A gentle rapping cleared the darkening air. She looked up, saw the shadow at the window and summoned her best smile when she opened and greeted her visitor, “Are doors a strictly human concept?”

“Apologies, it’s a matter of urgency,” The Nokshan landed gracefully, his eyes fell upon the mess upon the floor and her bleeding hand.

“I was experimenting when I accidentally knocked things over,” She bounded her hands, sniffed the air, remembered the herb that was now burning at the bottom of the ceramic dish, rushed to extinguish the flame. “God…why are you here, Aldebaran.”

“A word of what happened last night.” 

She froze, knew that he knew but attacked instead, “What did you do to Lyra?” She folded her arms in feigned remonstrance to hide her shaking.

It took him an entire minute to understand and blush and stammer, “What..no, we…were just watching stars…I…that’s not what…”

God, this child was so adorable, she almost smiled.

Aldebaran cleared his throat and mind, “I came here because I heard a voice during my conversation with Lyra, a voice begging for death.”

“I am not sure if I can diagnosing mental ailments of Nokshans,” She strode over to another window. What if…Horatio was…no, he cheated. He had to.
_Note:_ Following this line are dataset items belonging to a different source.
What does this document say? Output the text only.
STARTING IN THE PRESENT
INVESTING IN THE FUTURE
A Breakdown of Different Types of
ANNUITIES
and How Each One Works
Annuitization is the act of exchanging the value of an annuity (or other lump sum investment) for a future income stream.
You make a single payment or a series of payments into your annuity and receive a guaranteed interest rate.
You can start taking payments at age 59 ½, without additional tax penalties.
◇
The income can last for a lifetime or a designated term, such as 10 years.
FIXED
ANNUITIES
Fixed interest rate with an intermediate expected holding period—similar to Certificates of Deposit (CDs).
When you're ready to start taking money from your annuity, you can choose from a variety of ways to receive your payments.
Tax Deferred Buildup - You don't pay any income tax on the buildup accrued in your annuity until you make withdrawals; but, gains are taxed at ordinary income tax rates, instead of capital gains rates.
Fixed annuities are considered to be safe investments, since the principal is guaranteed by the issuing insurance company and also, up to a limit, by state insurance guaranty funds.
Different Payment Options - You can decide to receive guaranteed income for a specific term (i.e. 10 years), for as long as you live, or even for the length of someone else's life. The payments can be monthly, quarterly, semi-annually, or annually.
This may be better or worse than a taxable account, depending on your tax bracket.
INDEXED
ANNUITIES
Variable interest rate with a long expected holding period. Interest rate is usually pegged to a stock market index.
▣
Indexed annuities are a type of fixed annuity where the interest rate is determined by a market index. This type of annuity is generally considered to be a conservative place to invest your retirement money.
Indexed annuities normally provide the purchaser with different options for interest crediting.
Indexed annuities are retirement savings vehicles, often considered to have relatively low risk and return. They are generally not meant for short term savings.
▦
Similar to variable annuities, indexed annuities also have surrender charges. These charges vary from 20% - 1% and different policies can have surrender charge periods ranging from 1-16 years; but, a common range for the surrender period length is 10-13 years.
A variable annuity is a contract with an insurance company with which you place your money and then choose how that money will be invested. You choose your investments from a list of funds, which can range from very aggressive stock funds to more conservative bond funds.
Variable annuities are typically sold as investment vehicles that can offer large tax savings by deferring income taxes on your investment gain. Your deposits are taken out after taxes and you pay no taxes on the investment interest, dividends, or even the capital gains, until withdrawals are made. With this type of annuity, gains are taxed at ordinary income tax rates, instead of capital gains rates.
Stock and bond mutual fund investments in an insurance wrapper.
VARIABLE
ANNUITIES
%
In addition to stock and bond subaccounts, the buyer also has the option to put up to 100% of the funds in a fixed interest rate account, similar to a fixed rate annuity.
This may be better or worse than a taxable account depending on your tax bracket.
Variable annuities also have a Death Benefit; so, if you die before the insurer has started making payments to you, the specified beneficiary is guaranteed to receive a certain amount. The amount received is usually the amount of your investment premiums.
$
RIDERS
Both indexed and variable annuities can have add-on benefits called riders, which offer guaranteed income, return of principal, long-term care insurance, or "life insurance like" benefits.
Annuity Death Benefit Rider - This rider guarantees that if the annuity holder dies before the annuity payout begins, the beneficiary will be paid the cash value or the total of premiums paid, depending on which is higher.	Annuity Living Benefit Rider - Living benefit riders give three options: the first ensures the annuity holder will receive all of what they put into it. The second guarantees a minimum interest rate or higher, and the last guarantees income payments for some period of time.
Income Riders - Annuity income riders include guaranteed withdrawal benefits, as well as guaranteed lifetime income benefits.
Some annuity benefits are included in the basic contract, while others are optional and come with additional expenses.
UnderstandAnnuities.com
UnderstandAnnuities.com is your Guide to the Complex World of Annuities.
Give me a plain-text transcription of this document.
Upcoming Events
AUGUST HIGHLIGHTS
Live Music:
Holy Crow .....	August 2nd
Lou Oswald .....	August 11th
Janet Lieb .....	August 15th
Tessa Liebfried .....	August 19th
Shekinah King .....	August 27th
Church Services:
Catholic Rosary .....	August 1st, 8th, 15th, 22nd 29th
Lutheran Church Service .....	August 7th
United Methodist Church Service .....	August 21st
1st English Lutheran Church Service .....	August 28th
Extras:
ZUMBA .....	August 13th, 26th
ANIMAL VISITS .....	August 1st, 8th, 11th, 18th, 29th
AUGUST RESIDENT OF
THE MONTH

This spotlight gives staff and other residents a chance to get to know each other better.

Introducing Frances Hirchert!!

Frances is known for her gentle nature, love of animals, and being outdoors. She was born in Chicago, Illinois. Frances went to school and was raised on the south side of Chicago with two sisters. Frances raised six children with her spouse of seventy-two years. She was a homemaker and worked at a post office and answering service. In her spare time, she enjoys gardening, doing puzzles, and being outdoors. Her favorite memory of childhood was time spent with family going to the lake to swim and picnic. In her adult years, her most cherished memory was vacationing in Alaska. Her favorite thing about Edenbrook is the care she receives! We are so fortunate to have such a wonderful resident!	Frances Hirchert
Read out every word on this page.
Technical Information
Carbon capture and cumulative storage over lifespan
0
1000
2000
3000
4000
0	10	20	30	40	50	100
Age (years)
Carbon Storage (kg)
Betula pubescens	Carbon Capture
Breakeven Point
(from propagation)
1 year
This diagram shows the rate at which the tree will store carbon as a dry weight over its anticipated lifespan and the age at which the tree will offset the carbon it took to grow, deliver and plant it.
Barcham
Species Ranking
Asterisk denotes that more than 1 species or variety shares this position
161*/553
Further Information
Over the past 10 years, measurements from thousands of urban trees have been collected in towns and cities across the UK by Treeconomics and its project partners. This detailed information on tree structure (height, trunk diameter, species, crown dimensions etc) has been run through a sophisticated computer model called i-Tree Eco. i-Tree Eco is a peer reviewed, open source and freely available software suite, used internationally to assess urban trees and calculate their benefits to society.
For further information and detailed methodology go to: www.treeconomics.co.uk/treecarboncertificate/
“Hearing voices is the normal part, Athlem, I am constantly hearing the spirits around me,” Athlem took back what she said about son-in-law; Lyra deserved someone normal for once. “The owner of that voice is what I am here for.”

“Who?”

“It was Horatio.”

Of course.

She knew it. She only wanted to test his blood and pretend that she was the one to be hurt, that she was simply betrayed and that was all and he wasn’t…he didn’t have to experience what she suffered, to be rendered so powerless, felt so dirtied.

But…in her denial she left him alone.

She choked on her breath, her selfishness, her unwillingness to trust, to understand…who was she to strand him on his own with his demon, with her… “I have to find him, I must tell him…” that I am sorry, sorry to have even questioned him, to have left him alone.

Aldebaran glanced at the cauldron at the corner of the room, back to linger a little upon her stomach, thought about speaking but thought otherwise.

“Do you know where he is?” She gathered herself together, the Nokshan nodded. “Take me to him.”

The Nokshan smiled, glad that he had stopped a spirit in its downward spiral before it was too late, “Alright.”